Şimdi merak ediyorum o erkeklerden birine dönüp “Şimdi sana seninle yaşamadığım bir aşkın anılarına ağlıyorum,” diyen bir kadın çıkmış mıdır?
Başka bir yorum ise “O kadar etkilemedi, ben hep platonik aşklar yaşadım,”dı. Demek ki film, yaşayan kişilerden oluşan çoğunluğa yapılmıştı. İlginçtir, feminen geldi bana film. Sonra hayatımda pardon eskiden hayatımda olan Issız Adam geldi aklıma; ne tuhaf bağlanma korkusu, düzenli ilişki yaşayamama takıntısı, çok seven tarafa karşı duygusuzluk davranış şekilleri mesela. Oysa en başta bir elmanın iki yarısı olduğunuzu düşünüyorsunuz evet, onca kurbağadan sonra gerçek prensimi buldum, diyorsunuz; umarsızca düşünmeden aşkı aşk gibi yaşıyorsunuz, hayatınızdaki adama da yaşattırıyorsunuz ama bünyesinde barındırdığı komplekslerden midir bilinmez birdenbire her şey çok güzelken yok olmayı seçiyor hayatınızdan..

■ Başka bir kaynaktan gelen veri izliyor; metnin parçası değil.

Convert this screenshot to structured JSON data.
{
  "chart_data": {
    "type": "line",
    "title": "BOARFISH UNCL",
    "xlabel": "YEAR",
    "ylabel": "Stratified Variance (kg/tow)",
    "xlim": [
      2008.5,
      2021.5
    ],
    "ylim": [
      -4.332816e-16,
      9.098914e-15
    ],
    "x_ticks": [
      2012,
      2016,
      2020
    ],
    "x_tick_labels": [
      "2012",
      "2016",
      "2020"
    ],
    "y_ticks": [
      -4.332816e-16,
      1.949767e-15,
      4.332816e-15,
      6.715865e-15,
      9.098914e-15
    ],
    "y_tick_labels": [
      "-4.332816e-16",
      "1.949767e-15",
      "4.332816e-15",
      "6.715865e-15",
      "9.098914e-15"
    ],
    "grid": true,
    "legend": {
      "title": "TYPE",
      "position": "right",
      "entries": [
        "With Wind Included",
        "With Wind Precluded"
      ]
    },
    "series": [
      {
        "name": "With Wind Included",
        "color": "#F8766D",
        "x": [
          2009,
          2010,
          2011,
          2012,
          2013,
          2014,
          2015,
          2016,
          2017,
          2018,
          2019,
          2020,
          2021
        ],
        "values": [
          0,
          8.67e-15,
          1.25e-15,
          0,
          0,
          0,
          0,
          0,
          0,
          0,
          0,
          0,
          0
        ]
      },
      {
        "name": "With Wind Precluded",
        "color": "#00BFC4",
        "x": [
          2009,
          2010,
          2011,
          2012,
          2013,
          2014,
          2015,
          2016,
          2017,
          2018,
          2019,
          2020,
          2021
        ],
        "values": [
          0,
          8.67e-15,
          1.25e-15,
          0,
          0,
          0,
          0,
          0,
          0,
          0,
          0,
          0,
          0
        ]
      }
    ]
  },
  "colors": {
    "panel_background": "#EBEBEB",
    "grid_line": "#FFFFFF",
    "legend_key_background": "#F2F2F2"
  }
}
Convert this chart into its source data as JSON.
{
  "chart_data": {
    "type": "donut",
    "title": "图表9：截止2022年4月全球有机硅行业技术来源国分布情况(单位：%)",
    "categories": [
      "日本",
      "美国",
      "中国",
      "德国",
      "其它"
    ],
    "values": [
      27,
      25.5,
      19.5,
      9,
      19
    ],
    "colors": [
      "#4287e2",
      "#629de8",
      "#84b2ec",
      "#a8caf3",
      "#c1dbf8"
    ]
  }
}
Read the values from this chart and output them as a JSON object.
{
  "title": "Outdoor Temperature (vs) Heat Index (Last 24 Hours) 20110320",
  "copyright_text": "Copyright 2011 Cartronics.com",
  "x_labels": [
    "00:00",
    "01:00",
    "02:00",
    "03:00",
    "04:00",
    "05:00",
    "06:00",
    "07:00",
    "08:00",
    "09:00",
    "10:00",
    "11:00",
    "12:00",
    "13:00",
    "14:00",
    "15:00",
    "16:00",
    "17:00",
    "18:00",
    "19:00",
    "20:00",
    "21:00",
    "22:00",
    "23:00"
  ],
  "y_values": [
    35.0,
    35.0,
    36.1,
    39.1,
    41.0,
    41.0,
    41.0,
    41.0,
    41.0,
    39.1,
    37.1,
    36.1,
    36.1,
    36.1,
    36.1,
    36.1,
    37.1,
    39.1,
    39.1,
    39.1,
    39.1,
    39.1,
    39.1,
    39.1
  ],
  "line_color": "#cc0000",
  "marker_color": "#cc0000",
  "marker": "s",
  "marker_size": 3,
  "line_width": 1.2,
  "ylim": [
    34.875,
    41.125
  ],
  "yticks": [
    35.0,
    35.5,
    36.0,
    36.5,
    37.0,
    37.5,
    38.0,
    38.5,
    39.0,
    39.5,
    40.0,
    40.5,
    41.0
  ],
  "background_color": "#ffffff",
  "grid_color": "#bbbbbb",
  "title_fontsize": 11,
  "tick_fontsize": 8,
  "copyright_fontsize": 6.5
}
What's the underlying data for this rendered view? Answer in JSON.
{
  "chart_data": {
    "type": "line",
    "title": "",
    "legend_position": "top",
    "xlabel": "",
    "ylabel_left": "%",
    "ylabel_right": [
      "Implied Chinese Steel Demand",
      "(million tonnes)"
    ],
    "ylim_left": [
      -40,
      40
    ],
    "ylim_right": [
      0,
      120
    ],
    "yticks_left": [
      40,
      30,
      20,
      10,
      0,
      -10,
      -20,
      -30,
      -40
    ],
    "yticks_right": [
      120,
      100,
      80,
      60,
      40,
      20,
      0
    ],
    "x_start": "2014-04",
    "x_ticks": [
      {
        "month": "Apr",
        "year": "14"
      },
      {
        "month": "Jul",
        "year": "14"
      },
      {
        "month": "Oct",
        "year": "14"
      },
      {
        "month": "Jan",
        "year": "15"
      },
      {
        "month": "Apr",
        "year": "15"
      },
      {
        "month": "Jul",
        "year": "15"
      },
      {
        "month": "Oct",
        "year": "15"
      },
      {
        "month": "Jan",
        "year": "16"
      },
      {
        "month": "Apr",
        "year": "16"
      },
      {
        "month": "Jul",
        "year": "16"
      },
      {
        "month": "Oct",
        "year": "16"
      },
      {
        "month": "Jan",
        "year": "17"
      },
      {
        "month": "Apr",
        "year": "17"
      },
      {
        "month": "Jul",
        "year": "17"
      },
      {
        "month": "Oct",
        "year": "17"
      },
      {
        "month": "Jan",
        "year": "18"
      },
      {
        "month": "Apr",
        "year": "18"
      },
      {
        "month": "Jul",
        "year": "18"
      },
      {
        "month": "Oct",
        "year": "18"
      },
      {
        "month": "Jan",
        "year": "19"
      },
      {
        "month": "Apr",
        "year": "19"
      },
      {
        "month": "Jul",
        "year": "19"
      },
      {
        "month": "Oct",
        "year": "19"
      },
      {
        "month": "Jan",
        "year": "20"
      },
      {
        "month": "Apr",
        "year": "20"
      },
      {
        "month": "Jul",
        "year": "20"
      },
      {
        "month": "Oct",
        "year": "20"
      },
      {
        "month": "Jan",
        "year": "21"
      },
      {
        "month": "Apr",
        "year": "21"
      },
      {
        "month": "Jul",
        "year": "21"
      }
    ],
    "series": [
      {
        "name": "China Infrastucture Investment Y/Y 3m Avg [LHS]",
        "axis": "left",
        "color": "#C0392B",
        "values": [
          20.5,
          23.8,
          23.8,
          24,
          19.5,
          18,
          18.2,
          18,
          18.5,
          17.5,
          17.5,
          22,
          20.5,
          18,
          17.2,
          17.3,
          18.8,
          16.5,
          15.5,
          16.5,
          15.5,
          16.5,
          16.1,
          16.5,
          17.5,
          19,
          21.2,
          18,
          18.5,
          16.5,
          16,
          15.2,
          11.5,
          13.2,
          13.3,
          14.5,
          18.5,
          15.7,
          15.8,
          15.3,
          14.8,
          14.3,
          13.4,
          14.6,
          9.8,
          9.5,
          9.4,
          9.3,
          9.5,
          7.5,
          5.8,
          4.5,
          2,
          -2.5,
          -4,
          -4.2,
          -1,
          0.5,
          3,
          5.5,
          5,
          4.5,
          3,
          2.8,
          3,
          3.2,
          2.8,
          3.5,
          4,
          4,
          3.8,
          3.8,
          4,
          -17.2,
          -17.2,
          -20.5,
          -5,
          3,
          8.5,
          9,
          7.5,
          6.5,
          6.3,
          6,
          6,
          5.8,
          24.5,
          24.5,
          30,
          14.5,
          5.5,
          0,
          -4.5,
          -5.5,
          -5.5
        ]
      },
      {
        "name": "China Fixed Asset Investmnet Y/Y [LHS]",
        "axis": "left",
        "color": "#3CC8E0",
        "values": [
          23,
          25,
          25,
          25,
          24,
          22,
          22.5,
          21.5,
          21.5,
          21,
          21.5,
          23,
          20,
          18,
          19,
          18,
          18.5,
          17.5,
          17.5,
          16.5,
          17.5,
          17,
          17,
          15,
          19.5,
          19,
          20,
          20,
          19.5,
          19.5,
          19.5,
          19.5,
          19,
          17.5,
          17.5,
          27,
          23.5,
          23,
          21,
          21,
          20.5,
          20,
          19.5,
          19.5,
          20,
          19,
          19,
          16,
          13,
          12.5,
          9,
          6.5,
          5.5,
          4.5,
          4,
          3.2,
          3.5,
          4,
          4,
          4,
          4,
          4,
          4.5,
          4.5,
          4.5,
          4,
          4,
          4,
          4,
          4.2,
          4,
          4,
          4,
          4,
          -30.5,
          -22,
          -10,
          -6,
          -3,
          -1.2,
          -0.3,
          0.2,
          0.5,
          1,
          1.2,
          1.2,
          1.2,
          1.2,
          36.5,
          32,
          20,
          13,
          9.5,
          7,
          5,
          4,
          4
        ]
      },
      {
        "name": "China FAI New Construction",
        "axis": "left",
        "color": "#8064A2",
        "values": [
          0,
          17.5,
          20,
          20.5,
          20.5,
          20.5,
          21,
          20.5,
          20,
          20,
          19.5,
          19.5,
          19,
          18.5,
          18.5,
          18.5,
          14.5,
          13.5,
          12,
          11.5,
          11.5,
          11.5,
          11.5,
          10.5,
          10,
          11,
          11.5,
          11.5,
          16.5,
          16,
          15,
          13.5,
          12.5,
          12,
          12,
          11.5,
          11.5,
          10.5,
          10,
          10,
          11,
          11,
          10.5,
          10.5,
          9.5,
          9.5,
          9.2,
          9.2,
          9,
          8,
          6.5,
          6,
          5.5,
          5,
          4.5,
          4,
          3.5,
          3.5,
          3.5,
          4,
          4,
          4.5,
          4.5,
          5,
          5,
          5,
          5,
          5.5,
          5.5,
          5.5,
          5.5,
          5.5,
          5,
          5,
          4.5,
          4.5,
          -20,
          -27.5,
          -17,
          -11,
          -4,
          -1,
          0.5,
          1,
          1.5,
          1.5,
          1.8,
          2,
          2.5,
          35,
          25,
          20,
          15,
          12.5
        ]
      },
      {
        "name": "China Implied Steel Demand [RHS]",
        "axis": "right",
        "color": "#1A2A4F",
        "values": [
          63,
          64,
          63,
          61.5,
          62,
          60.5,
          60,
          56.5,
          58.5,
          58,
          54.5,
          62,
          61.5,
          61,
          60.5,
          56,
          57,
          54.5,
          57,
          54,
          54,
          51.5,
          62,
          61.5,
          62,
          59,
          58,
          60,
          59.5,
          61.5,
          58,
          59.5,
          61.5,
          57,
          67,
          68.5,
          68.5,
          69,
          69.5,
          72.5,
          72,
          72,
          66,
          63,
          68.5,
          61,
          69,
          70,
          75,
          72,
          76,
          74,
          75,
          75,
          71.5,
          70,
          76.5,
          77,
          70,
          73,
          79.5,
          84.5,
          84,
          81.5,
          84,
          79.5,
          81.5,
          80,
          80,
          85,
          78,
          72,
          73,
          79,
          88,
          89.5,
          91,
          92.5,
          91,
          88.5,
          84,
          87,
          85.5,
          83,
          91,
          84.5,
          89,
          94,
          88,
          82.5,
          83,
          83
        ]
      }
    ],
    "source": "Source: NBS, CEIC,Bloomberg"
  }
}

Aklınızda sorular, elinizde kırık hayaller ve yaşanmışlıklarla baş başa kalıyorsunuz. Öfkeniz, hırsınız alevleniyor bir süre sonra ama acıyor karşı tarafın anlamaktan yoksun olduğu hatta yarısını yaşasa hayata lanet edeceği yoğunlukta bir acı ile baş başa kalıyorsunuz.
Yalnızlık, kaçınılmaz oluyor.
Dönüp duruyorsunuz anılarınızda, bunu severdi, bunu yapardı, böyle cevap verirdi diye.. Biraz zaman geçiyor siz onun sizde sevdiği her şeyi kendi bünyenizden çıkarma savaşı veriyorsunuz. Olmuyor beni benden nasıl çıkarayım diye söylenirken yakalıyorsunuz kendinizi.
Benden bir tüyo bitecek ama asla eskisi gibi olmayacaksınız. Yaşanmış her aşk kişiye iz bırakır ve iz bırakanlar unutulmaz.
Ne yazık kadınlar bu halden kurtuluyor çünkü genlerine işlemiş anaçlık, tek eşlilik onları yeniden âşık olmaya karar verecek kadar güçlü kılıyor, hayat onlar için başta zor olsa bile devam ediyor yavaş yavaş güzelleşerek ama sevgili Issız Adamcıklar hayata aynı felsefe ile devam ederken yalnızlıklarını ve Issızlıklarını büyütmeye devam ediyorlar ya paravan bir evlilik ya da yalnız başlarına bar, bahçe köşelerinde pörsüyerek ama hayat bu, seçimlerinizin sorumluluğunu taşımak zorundasınız.